- Theatrical release poster
- अवताराची गोष्ट
- Directed by: Nitin Dixit
- Written by: Nitin Dixit
- Produced by: Sachin Salunkhe
- Starring: Adinath Kothare Mihiresh Joshi Yash Kulkarni
- Cinematography: Nagaraj Diwakar
- Edited by: Mayur Hardas
- Music by: Mangesh Dhakde
- Production company: Asian Entertainment
- Distributed by: Asian Entertainment
- Release date: 26 December 2014;
- Running time: 118 minutes
- Country: India
- Language: Marathi
- Budget: ₹2.5 crore (US$260,000)

= Avatarachi Goshta =

Avatarachi Goshta (Marathi:अवताराची गोष्ट) is a 2014 Marathi language drama film written and directed by Nitin Dixit and produced by Sachin Salunkhe under Asian Entertainment banner. The film marks the directorial debut of Nitin Dixit. The film stars Adinath Kothare, Mihiresh Joshi and Yash Kulkarni in lead roles and Leena Bhagwat, Rashmi Anpat, Sulabha Deshpande, Sunil Abhyankar in supporting roles. Ashish Vidyarthi appears in a special appearance.

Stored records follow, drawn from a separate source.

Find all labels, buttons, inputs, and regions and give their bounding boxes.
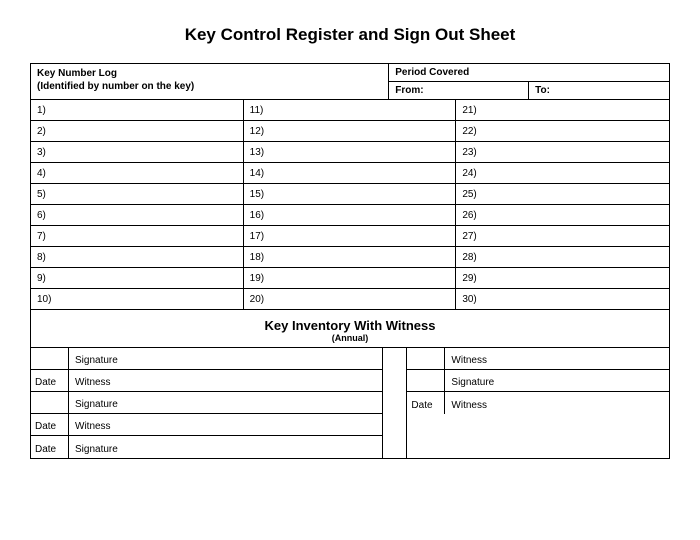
log-cell: 30) [456, 289, 669, 310]
witness-label: Witness [445, 392, 669, 414]
signature-label: Signature [69, 392, 382, 413]
log-cell: 18) [244, 247, 456, 268]
witness-gap [382, 348, 408, 458]
signature-label: Signature [69, 436, 382, 458]
log-cell: 3) [31, 142, 243, 163]
date-cell [407, 370, 445, 391]
date-cell [31, 348, 69, 369]
period-header: Period Covered From: To: [388, 64, 669, 99]
log-cell: 10) [31, 289, 243, 310]
form-table: Key Number Log (Identified by number on … [30, 63, 670, 459]
log-cell: 4) [31, 163, 243, 184]
key-log-header: Key Number Log (Identified by number on … [31, 64, 388, 99]
witness-right: Witness Signature Date Witness [407, 348, 669, 458]
inventory-title: Key Inventory With Witness [31, 318, 669, 333]
log-cell: 21) [456, 100, 669, 121]
log-cell: 22) [456, 121, 669, 142]
log-cell: 7) [31, 226, 243, 247]
log-cell: 8) [31, 247, 243, 268]
witness-section: Signature Date Witness Signature Date Wi… [31, 348, 669, 458]
log-cell: 2) [31, 121, 243, 142]
period-title: Period Covered [389, 64, 669, 82]
period-from-label: From: [389, 82, 529, 99]
log-cell: 15) [244, 184, 456, 205]
log-cell: 28) [456, 247, 669, 268]
date-cell [31, 392, 69, 413]
log-cell: 29) [456, 268, 669, 289]
log-cell: 6) [31, 205, 243, 226]
log-cell: 16) [244, 205, 456, 226]
log-cell: 27) [456, 226, 669, 247]
signature-label: Signature [445, 370, 669, 391]
log-cell: 23) [456, 142, 669, 163]
log-cell: 19) [244, 268, 456, 289]
witness-left: Signature Date Witness Signature Date Wi… [31, 348, 382, 458]
witness-label: Witness [69, 414, 382, 435]
log-cell: 12) [244, 121, 456, 142]
date-cell: Date [31, 436, 69, 458]
date-cell: Date [31, 414, 69, 435]
signature-label: Signature [69, 348, 382, 369]
log-cell: 20) [244, 289, 456, 310]
log-cell: 13) [244, 142, 456, 163]
log-cell: 17) [244, 226, 456, 247]
key-log-sub: (Identified by number on the key) [37, 80, 382, 93]
log-cell: 9) [31, 268, 243, 289]
date-cell: Date [31, 370, 69, 391]
log-cell: 14) [244, 163, 456, 184]
period-to-label: To: [529, 82, 669, 99]
inventory-sub: (Annual) [31, 333, 669, 343]
witness-label: Witness [445, 348, 669, 369]
key-log-grid: 1) 2) 3) 4) 5) 6) 7) 8) 9) 10) 11) 12) 1… [31, 100, 669, 310]
log-cell: 26) [456, 205, 669, 226]
log-col-1: 1) 2) 3) 4) 5) 6) 7) 8) 9) 10) [31, 100, 244, 310]
header-row: Key Number Log (Identified by number on … [31, 64, 669, 100]
date-cell: Date [407, 392, 445, 414]
key-log-title: Key Number Log [37, 67, 382, 80]
log-col-3: 21) 22) 23) 24) 25) 26) 27) 28) 29) 30) [456, 100, 669, 310]
log-cell: 1) [31, 100, 243, 121]
log-cell: 25) [456, 184, 669, 205]
log-col-2: 11) 12) 13) 14) 15) 16) 17) 18) 19) 20) [244, 100, 457, 310]
log-cell: 11) [244, 100, 456, 121]
witness-label: Witness [69, 370, 382, 391]
log-cell: 24) [456, 163, 669, 184]
page-title: Key Control Register and Sign Out Sheet [30, 25, 670, 45]
inventory-header: Key Inventory With Witness (Annual) [31, 310, 669, 348]
date-cell [407, 348, 445, 369]
log-cell: 5) [31, 184, 243, 205]
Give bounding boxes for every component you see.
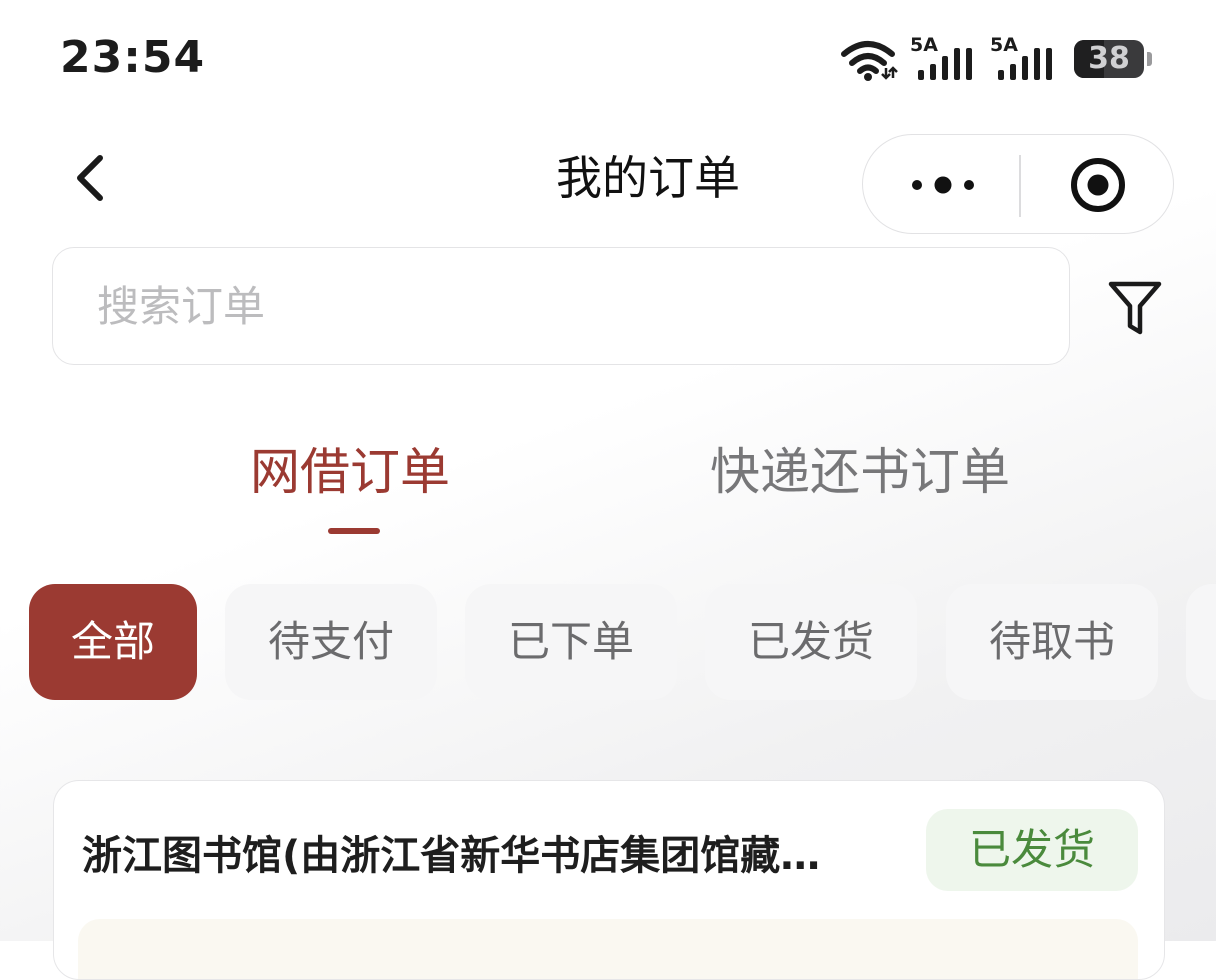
battery-cap	[1147, 52, 1152, 66]
signal-icon-2	[998, 48, 1052, 80]
back-button[interactable]	[66, 148, 126, 208]
chip-more-partial[interactable]	[1186, 584, 1216, 700]
capsule-divider	[1019, 155, 1021, 217]
chip-pending-payment[interactable]: 待支付	[225, 584, 437, 700]
miniprogram-capsule	[862, 134, 1174, 234]
search-input[interactable]	[95, 248, 1039, 365]
chip-ordered[interactable]: 已下单	[465, 584, 677, 700]
wifi-icon	[841, 41, 898, 81]
signal-icon	[918, 48, 972, 80]
more-dots-icon	[912, 176, 974, 194]
order-card[interactable]: 浙江图书馆(由浙江省新华书店集团馆藏… 已发货	[53, 780, 1165, 980]
chip-all[interactable]: 全部	[29, 584, 197, 700]
status-time: 23:54	[60, 32, 206, 83]
more-button[interactable]	[893, 145, 993, 225]
status-icons: 5A 5A 38	[838, 34, 1158, 86]
battery-level: 38	[1088, 41, 1130, 76]
order-library-name: 浙江图书馆(由浙江省新华书店集团馆藏…	[82, 833, 821, 879]
battery-icon: 38	[1074, 40, 1144, 78]
search-box	[52, 247, 1070, 365]
page-title: 我的订单	[556, 151, 740, 205]
tab-express-return[interactable]: 快递还书订单	[710, 432, 1010, 504]
filter-icon	[1108, 281, 1162, 335]
order-detail-panel	[78, 919, 1138, 979]
tab-active-indicator	[328, 528, 380, 534]
chevron-left-icon	[77, 155, 103, 201]
filter-button[interactable]	[1104, 278, 1166, 340]
chip-shipped[interactable]: 已发货	[705, 584, 917, 700]
status-badge: 已发货	[926, 809, 1138, 891]
tab-online-borrow[interactable]: 网借订单	[250, 432, 450, 504]
chip-pickup[interactable]: 待取书	[946, 584, 1158, 700]
target-icon	[1071, 158, 1125, 212]
close-miniprogram-button[interactable]	[1053, 145, 1143, 225]
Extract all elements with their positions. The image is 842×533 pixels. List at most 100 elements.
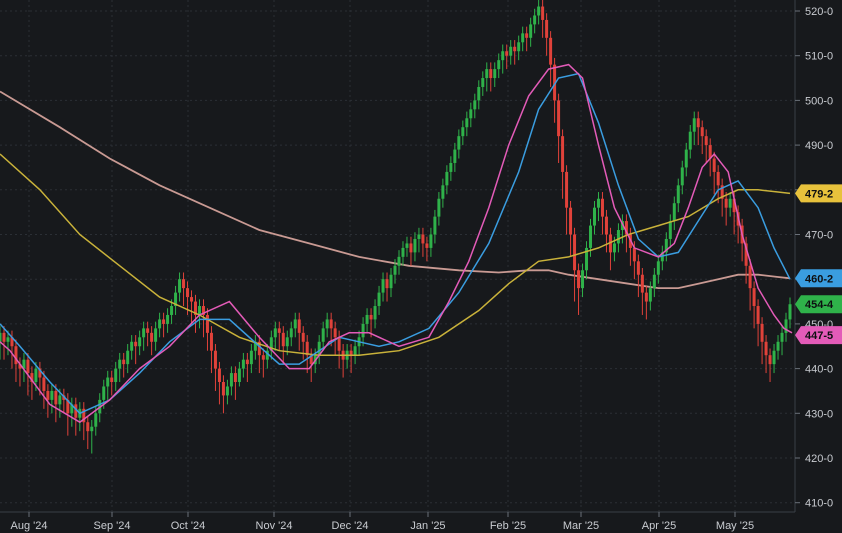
candle-body bbox=[178, 279, 182, 293]
candle-body bbox=[461, 127, 465, 137]
candle-body bbox=[329, 319, 333, 329]
candle-body bbox=[541, 6, 545, 20]
candle-body bbox=[429, 234, 433, 248]
candle-body bbox=[397, 256, 401, 266]
candle-body bbox=[86, 422, 90, 432]
candle-body bbox=[688, 131, 692, 150]
candle-body bbox=[197, 306, 201, 315]
candle-body bbox=[373, 306, 377, 320]
candle-body bbox=[393, 265, 397, 275]
candle-body bbox=[780, 332, 784, 342]
candle-body bbox=[209, 332, 213, 351]
candle-body bbox=[417, 234, 421, 239]
candle-body bbox=[54, 390, 58, 405]
candle-body bbox=[14, 346, 18, 365]
price-badge-label: 454-4 bbox=[805, 299, 834, 311]
candle-body bbox=[229, 373, 233, 387]
candle-body bbox=[58, 395, 62, 405]
candle-body bbox=[42, 377, 46, 391]
candle-body bbox=[217, 368, 221, 383]
price-chart[interactable]: 410-0420-0430-0440-0450-0460-0470-0480-0… bbox=[0, 0, 842, 533]
candle-body bbox=[333, 328, 337, 338]
candle-body bbox=[668, 221, 672, 239]
x-tick-label: Jan '25 bbox=[410, 520, 445, 532]
candle-body bbox=[652, 274, 656, 289]
candle-body bbox=[213, 350, 217, 369]
y-tick-label: 520-0 bbox=[805, 6, 833, 18]
candle-body bbox=[401, 247, 405, 257]
candle-body bbox=[768, 355, 772, 365]
x-tick-label: Nov '24 bbox=[256, 520, 293, 532]
candle-body bbox=[293, 319, 297, 329]
candle-body bbox=[716, 171, 720, 186]
candle-body bbox=[545, 19, 549, 38]
price-badge: 454-4 bbox=[795, 295, 842, 314]
candle-body bbox=[632, 247, 636, 262]
candle-body bbox=[776, 341, 780, 351]
candle-body bbox=[477, 86, 481, 101]
candle-body bbox=[616, 230, 620, 244]
candle-body bbox=[297, 319, 301, 333]
candle-body bbox=[565, 171, 569, 208]
candle-body bbox=[6, 337, 10, 342]
x-tick-label: Apr '25 bbox=[642, 520, 677, 532]
candle-body bbox=[772, 350, 776, 365]
y-tick-label: 440-0 bbox=[805, 364, 833, 376]
candle-body bbox=[592, 207, 596, 226]
candle-body bbox=[158, 319, 162, 329]
candle-body bbox=[644, 292, 648, 302]
candle-body bbox=[577, 270, 581, 289]
candle-body bbox=[493, 69, 497, 79]
y-tick-label: 430-0 bbox=[805, 408, 833, 420]
candle-body bbox=[110, 377, 114, 383]
candle-body bbox=[692, 118, 696, 132]
candle-body bbox=[425, 243, 429, 248]
candle-body bbox=[421, 234, 425, 244]
candle-body bbox=[34, 368, 38, 383]
candle-body bbox=[569, 207, 573, 235]
candle-body bbox=[281, 332, 285, 347]
candle-body bbox=[365, 314, 369, 324]
candle-body bbox=[612, 243, 616, 253]
candle-body bbox=[154, 328, 158, 342]
candle-body bbox=[581, 270, 585, 289]
candle-body bbox=[245, 359, 249, 365]
candle-body bbox=[684, 149, 688, 168]
candle-body bbox=[273, 328, 277, 338]
candle-body bbox=[130, 341, 134, 351]
candle-body bbox=[596, 198, 600, 208]
candle-body bbox=[525, 33, 529, 38]
candle-body bbox=[118, 359, 122, 369]
candle-body bbox=[636, 261, 640, 275]
candle-body bbox=[604, 216, 608, 235]
price-badge-label: 479-2 bbox=[805, 188, 833, 200]
candle-body bbox=[752, 288, 756, 307]
candle-body bbox=[405, 243, 409, 248]
candle-body bbox=[2, 332, 6, 342]
candle-body bbox=[485, 69, 489, 79]
candle-body bbox=[221, 382, 225, 396]
candle-body bbox=[648, 288, 652, 302]
price-badge: 447-5 bbox=[795, 326, 842, 345]
candle-body bbox=[389, 274, 393, 289]
candle-body bbox=[509, 46, 513, 56]
candle-body bbox=[680, 167, 684, 186]
candle-body bbox=[90, 426, 94, 432]
price-badge-label: 447-5 bbox=[805, 330, 833, 342]
candle-body bbox=[126, 350, 130, 365]
candle-body bbox=[50, 390, 54, 400]
candle-body bbox=[433, 216, 437, 235]
candle-body bbox=[696, 118, 700, 128]
candle-body bbox=[497, 60, 501, 70]
candle-body bbox=[170, 306, 174, 315]
candle-body bbox=[409, 243, 413, 253]
candle-body bbox=[46, 390, 50, 400]
candle-body bbox=[537, 6, 541, 16]
price-badge-label: 460-2 bbox=[805, 273, 833, 285]
candle-body bbox=[521, 33, 525, 43]
candle-body bbox=[501, 51, 505, 61]
candle-body bbox=[656, 261, 660, 275]
candle-body bbox=[505, 51, 509, 56]
candle-body bbox=[529, 24, 533, 38]
x-tick-label: Feb '25 bbox=[490, 520, 526, 532]
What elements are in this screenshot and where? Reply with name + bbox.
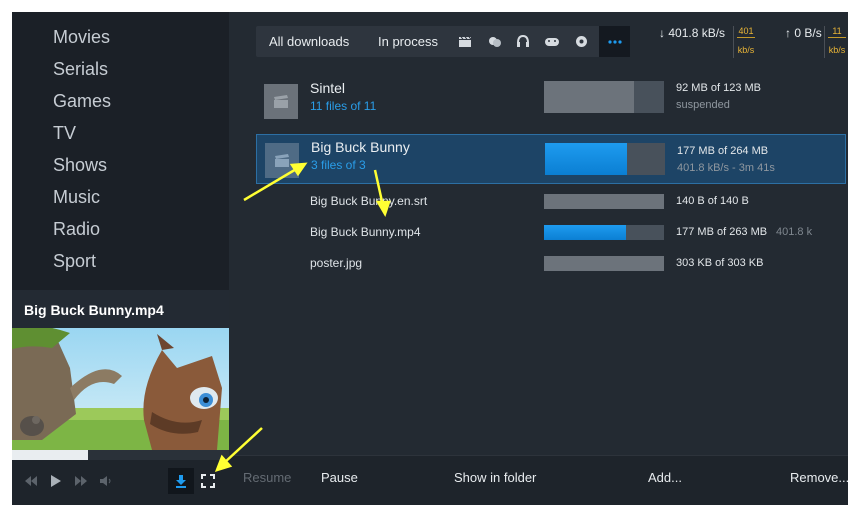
resume-button[interactable]: Resume [243, 470, 291, 485]
filter-more[interactable] [599, 26, 630, 57]
download-mode-button[interactable] [168, 468, 194, 494]
download-meter-unit: kb/s [737, 45, 755, 55]
upload-speed: ↑ 0 B/s [785, 26, 822, 40]
headphones-icon [517, 35, 529, 47]
category-list: Movies Serials Games TV Shows Music Radi… [53, 25, 111, 281]
filter-in-process[interactable]: In process [378, 26, 438, 57]
seek-bar[interactable] [12, 450, 229, 460]
file-name: Big Buck Bunny.en.srt [310, 194, 428, 208]
download-speed-meter: 401 kb/s [733, 26, 755, 58]
rewind-button[interactable] [20, 470, 42, 492]
category-serials[interactable]: Serials [53, 57, 111, 89]
clapperboard-icon [275, 153, 289, 167]
volume-icon [100, 476, 111, 486]
filter-bar: All downloads In process [256, 26, 630, 57]
upload-speed-meter: 11 kb/s [824, 26, 846, 58]
upload-meter-unit: kb/s [828, 45, 846, 55]
add-button[interactable]: Add... [648, 470, 682, 485]
clapperboard-icon [274, 94, 288, 108]
download-row-selected[interactable]: Big Buck Bunny 3 files of 3 177 MB of 26… [256, 134, 846, 184]
download-progress [545, 143, 665, 175]
file-progress [544, 225, 664, 240]
download-thumbnail [264, 84, 298, 119]
rewind-icon [25, 476, 37, 486]
volume-button[interactable] [95, 470, 117, 492]
download-arrow-icon: ↓ [659, 26, 665, 40]
file-size: 140 B of 140 B [676, 195, 749, 207]
file-progress-fill [544, 256, 664, 271]
gamepad-icon [545, 38, 559, 46]
filter-music[interactable] [510, 26, 536, 57]
download-size: 177 MB of 264 MB [677, 145, 769, 157]
remove-button[interactable]: Remove... [790, 470, 848, 485]
file-row[interactable]: Big Buck Bunny.mp4 177 MB of 263 MB 401.… [256, 217, 846, 247]
fullscreen-button[interactable] [197, 470, 219, 492]
category-tv[interactable]: TV [53, 121, 111, 153]
download-name: Sintel [310, 80, 346, 96]
category-shows[interactable]: Shows [53, 153, 111, 185]
filter-shows[interactable] [482, 26, 508, 57]
play-button[interactable] [45, 470, 67, 492]
download-icon [176, 475, 186, 488]
fast-forward-button[interactable] [70, 470, 92, 492]
filter-movies[interactable] [452, 26, 478, 57]
upload-meter-value: 11 [828, 26, 846, 38]
file-progress [544, 256, 664, 271]
sidebar: Movies Serials Games TV Shows Music Radi… [12, 12, 229, 505]
action-bar: Resume Pause Show in folder Add... Remov… [229, 455, 848, 505]
file-name: Big Buck Bunny.mp4 [310, 225, 421, 239]
category-radio[interactable]: Radio [53, 217, 111, 249]
preview-title: Big Buck Bunny.mp4 [12, 290, 229, 328]
file-progress [544, 194, 664, 209]
download-progress-fill [545, 143, 627, 175]
file-row[interactable]: poster.jpg 303 KB of 303 KB [256, 248, 846, 278]
theater-masks-icon [489, 36, 501, 47]
download-speed-value: 401.8 kB/s [668, 26, 726, 40]
category-games[interactable]: Games [53, 89, 111, 121]
download-progress [544, 81, 664, 113]
file-size: 303 KB of 303 KB [676, 257, 764, 269]
download-name: Big Buck Bunny [311, 139, 410, 155]
app-window: Movies Serials Games TV Shows Music Radi… [12, 12, 848, 505]
more-icon [607, 39, 622, 44]
player-controls [12, 460, 229, 505]
downloads-panel: All downloads In process ↓ 401.8 kB/s 40… [229, 12, 848, 505]
filter-all-downloads[interactable]: All downloads [269, 26, 349, 57]
seek-fill [12, 450, 88, 460]
file-row[interactable]: Big Buck Bunny.en.srt 140 B of 140 B [256, 186, 846, 216]
file-size: 177 MB of 263 MB [676, 226, 768, 238]
download-files-count[interactable]: 3 files of 3 [311, 158, 366, 172]
filter-sport[interactable] [568, 26, 594, 57]
play-icon [51, 475, 61, 487]
download-thumbnail [265, 143, 299, 178]
filter-games[interactable] [539, 26, 565, 57]
upload-speed-value: 0 B/s [794, 26, 822, 40]
show-in-folder-button[interactable]: Show in folder [454, 470, 536, 485]
file-name: poster.jpg [310, 256, 363, 270]
pause-button[interactable]: Pause [321, 470, 358, 485]
video-preview[interactable] [12, 328, 229, 450]
soccer-ball-icon [575, 36, 587, 47]
fullscreen-icon [201, 474, 215, 488]
file-progress-fill [544, 194, 664, 209]
category-music[interactable]: Music [53, 185, 111, 217]
download-size: 92 MB of 123 MB [676, 82, 761, 94]
category-sport[interactable]: Sport [53, 249, 111, 281]
fast-forward-icon [75, 476, 87, 486]
download-speed: ↓ 401.8 kB/s [659, 26, 725, 40]
download-row[interactable]: Sintel 11 files of 11 92 MB of 123 MB su… [256, 76, 846, 126]
download-meter-value: 401 [737, 26, 755, 38]
download-status: suspended [676, 99, 730, 111]
download-files-count[interactable]: 11 files of 11 [310, 99, 376, 113]
file-speed: 401.8 k [776, 226, 813, 238]
category-movies[interactable]: Movies [53, 25, 111, 57]
download-progress-fill [544, 81, 634, 113]
download-status: 401.8 kB/s - 3m 41s [677, 162, 775, 174]
film-icon [459, 36, 472, 47]
file-progress-fill [544, 225, 626, 240]
upload-arrow-icon: ↑ [785, 26, 791, 40]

The film released on 26 December 2014 received positive reviews and won numerous awards from its inception.

==Plot==
Kaustubh (Mihiresh Joshi) is an innocent little boy. He loves to live in his imaginative world that is full of wonders and adventures. The tales that his grandma Aaji (Sulabha Deshpande) tells him are the base on which he has built a few fantasies. The Dashavtar tales from Indian mythology are his favourite. These tales are based on Lord Vishnu's ten avatars. Kaustubh has also learnt through these tales that Lord Vishnu's tenth avatar, the Kalki avatar, is going to be incarnated in Kali Yuga, the modern era. The innocent mind of Kaustubh, who is in his fourth standard, is captured by the idea that he himself is that Kalki avatar. His close friend Mangya (Yash Kulkarni), who is equally thrilled with this idea, confirms his belief. A few incidental coincidences validate Kaustubh's imagination. Once he is convinced, he shares this secret with Amod (Adinath Kothare), the young engineering student who is a tenant in Kaustubh's home. Amod, who is an atheist by nature, does not pay much attention. Convinced by the idea of being the Kalki avatar, Kaustubh becomes so confident that he tries the biggest adventure he has been possessed with since quite a long time. He gets injured and suffers from a fractured leg. This acts as a big blow to Kaustubh's fantasy and his emotionally driven imaginative world is shattered. He finds it difficult to come to terms with reality and withdraws into a shell. He starts avoiding his dear friend Mangya and even everybody at his home. Observing his strange behaviour, the Doctor advises Kaustubh's parents to consult a psychiatrist. However, they do not act upon the advice, in anticipation of the social stigma. Kaustubh's mother (Leena Bhagwat) realizes that Kaustubh, who feels so detached from everyone, is comfortable with Amod. So she requests Amod to help Kaustubh come out of this emotional turmoil. Amod accepts this challenge and in an attempt to get into the crux of the problem, gets friendly with Mangya. He then understands that the real cause is Kaustubh's fantasy-based passion of becoming an avatar. Amod shares with Kaustubh a different perspective about the very concept of the avatar and slowly helps him come out of the mental stress he is facing. Kaustubh with Amod's help overcomes the depression and regains his confidence.

==Cast==
- Adinath Kothare as Amod
- Mihiresh Joshi as Kaustubh
- Yash Kulkarni as Mangya
- Sulabha Deshpande as Kaustubh's Aaji
- Leena Bhagwat as Kaustubh's Mother
- Sunil Abhyankar as Kaustubh's Father
- Rashmi Anpat as Kaustubh's Sister
- Ashish Vidyarthi in special appearance

==Soundtrack==

The film's soundtrack is composed by Gandhaar, Rohit Raut - Sridhar Menon and lyrics are penned by Sunil Sukathankar. The film comprises only 3 track released on youtube18 December 2014

===Track listing===

Avatarachi Goshta
| No. | Title | Singer(s) | Length |
|---|---|---|---|
| 1. | "Namo Namah" | Shaan | 4:05 |
| 2. | "Akram Tikram" | Jasraj Joshi | 3:51 |
| 3. | "Dokyacha Zhalay Bhaza" | Rohit Raut, Siddh Lokare, Sharayu Date | 3:41 |
| Total length: |  |  | 11:16 |

== Accolades ==

| Year | Ceremony | Category | Result | Ref. |
| 2014 | 51st Maharashtra State Film Award | Maharashtra State Film Award for Best Film | Won |  |
| Maharashtra State Film Award for Best Director | Won |  |
| Best Dialogue | Won |  |

==Release==
The film released in overall Maharashtra on 26 December 2014.